Is it any surprise that issuers are approaching the new issue market with some skepticism. Outflows have resumed with a $1 billion negative reading for the most recent week. One of the few participants that are thriving in this market are the insurers. Investors also greatly benefit from the higher rates.
On a YTD basis, volume is down 12.9% through the end of September at $274.7 billion. Only nine states have had volume increases of 5% or more including AL, AR, GA, MO, TN, TX, VT, WV, and WY. Texas is the only top issuer in the group.
The Fed continues to dominate the discussion about the prospects for the outlook. After pausing in September, most pundits are now pointing to a 25-basis point tightening in November given the hawkish stance. There is some evidence that the economy is slowing although the JOLTS survey is maintaining relatively high readings of late. Any easing is delayed well into next year.
The other primary concern is just what our elected officials are going to do about passing a federal budget. It certainly looks like even a simple continuing resolution is imperiled from the start of any effort to push for one. Some are advocating for the shutdown. Most citizens lose in this scenario but the decisions are being driven primarily by politics and not economics. It would be good to hear more from the bully pulpit on this topic. Any constructive messages are not being heard. One aspect of this debate rings true. The longer that any shutdown lasts, the more pain that will be inflicted. In the end, back payments would prove to be costly. Any discussion of savings during a shutdown is borderline ridiculous.
Some warning comments have been made by Moody’s on the potential federal shutdown. A shutdown could be a trigger for a rating action of the federal creditworthiness. There is some thought that the move would have been taken already if there was enough consensus on the future path for the nation’s financial profile. A negative action by a third rating agency would be harder to discount if it were to take place.
I attended the MuniTech NYC 2023 conference yesterday.
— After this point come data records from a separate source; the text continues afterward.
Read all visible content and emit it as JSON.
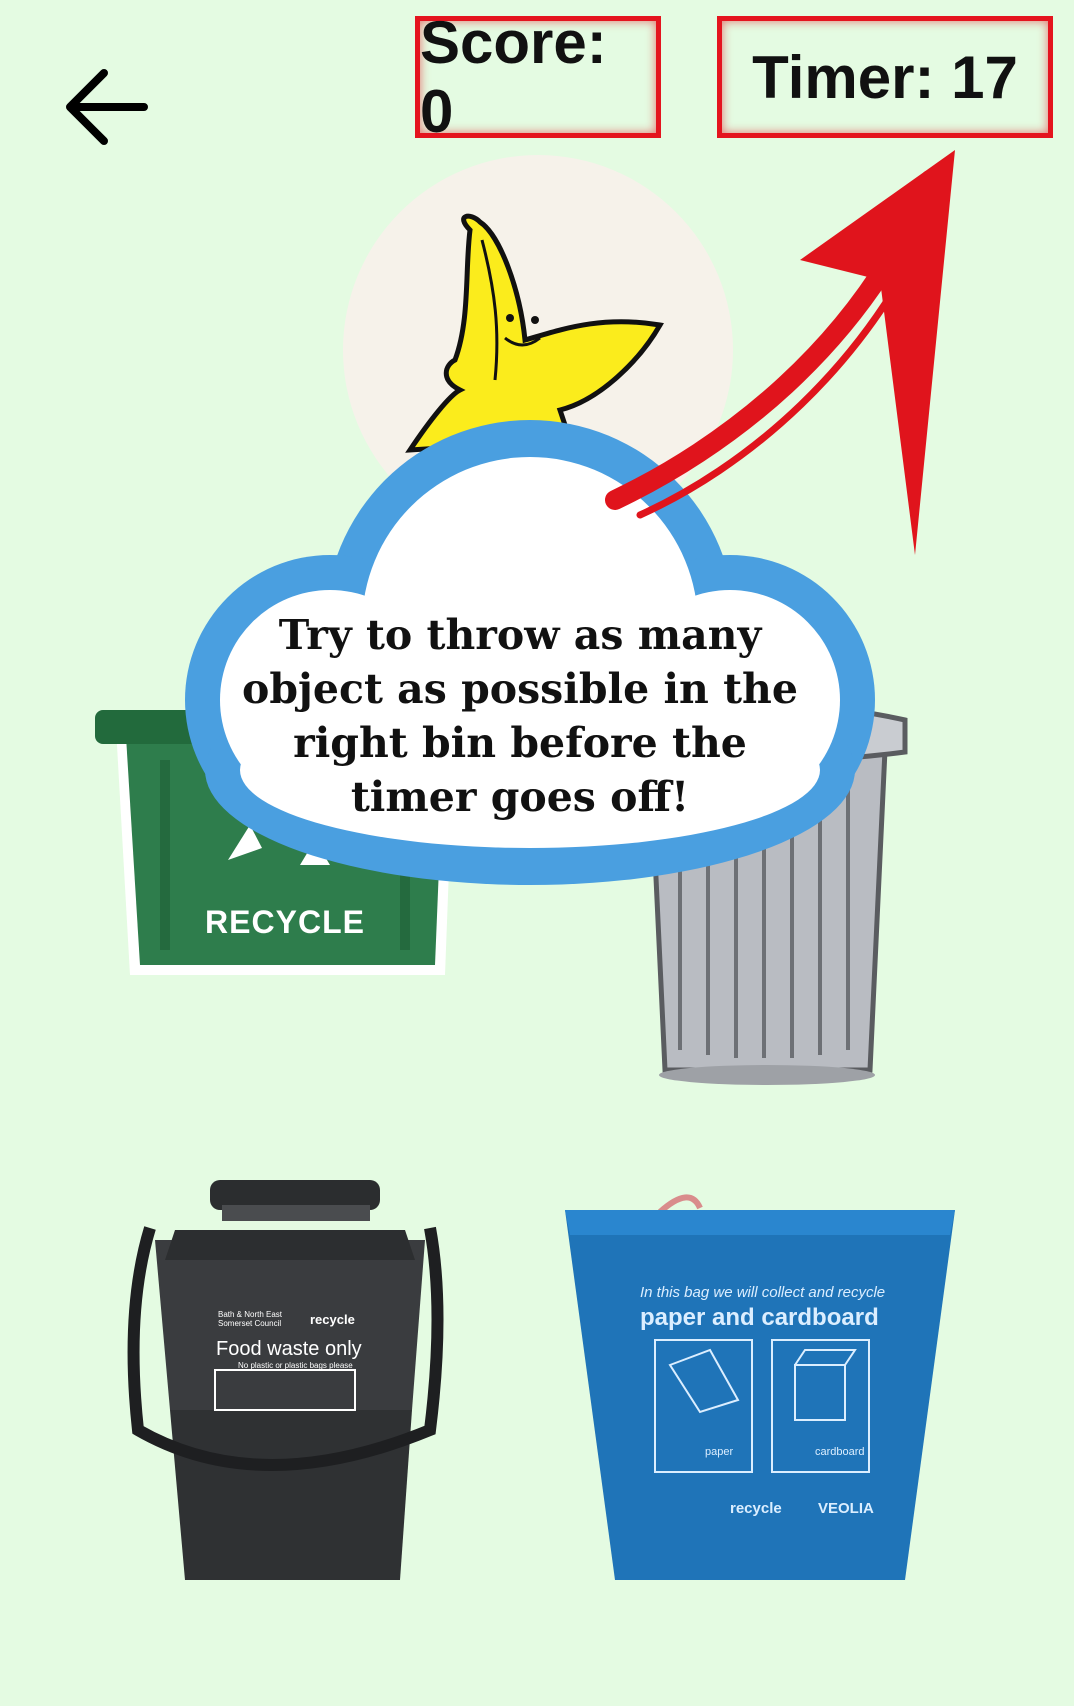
{
  "hud": {
    "score_label": "Score: 0",
    "timer_label": "Timer: 17"
  },
  "current_item": {
    "icon": "banana-peel-icon"
  },
  "tutorial": {
    "message": "Try to throw as many object as possible in the right bin before the timer goes off!"
  },
  "bins": {
    "recycle": {
      "label": "RECYCLE"
    },
    "general": {
      "icon": "trash-can-icon"
    },
    "food": {
      "council": "Bath & North East Somerset Council",
      "brand": "recycle",
      "title": "Food waste only",
      "subtitle": "No plastic or plastic bags please"
    },
    "paper": {
      "line1": "In this bag we will collect and recycle",
      "title": "paper and cardboard",
      "item1": "paper",
      "item2": "cardboard",
      "brand1": "recycle",
      "brand2": "VEOLIA"
    }
  },
  "colors": {
    "background": "#e4fbe2",
    "hud_border": "#e4141e",
    "arrow": "#e0141c",
    "cloud_border": "#4a9fe0",
    "recycle_bin": "#2e7d4c",
    "bag": "#1f74b8"
  }
}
There was a lot of discussion about inducing the municipal market to change from its traditional ways of doing business. The tech crowd that was present made it quite clear that the technological capability exists today to do so despite the niceties of the municipal market in applying updated technological solutions. A strong suggestion was made that there is a lack of willingness on the part of the key participants to update. The burden is on the tech industry to demonstrate how the proposed improvements will lower costs or assist with regulatory compliance or both. Progress in this area takes place in fits and starts. I would say that it takes fewer workers to deliver new municipal supply in an efficient manner to the market than ever before.
One other dimension to the debate on the budget is the consideration of appropriations for easing the migrant crisis and the war in Ukraine. Both considerations could serve to further delay positive budget action. Much needs to be accomplished by way of changing the migrant funding status. It is just challenging to do so when we are just days away from October 1 and we have not been able to bring about constructive change regarding this topic for years.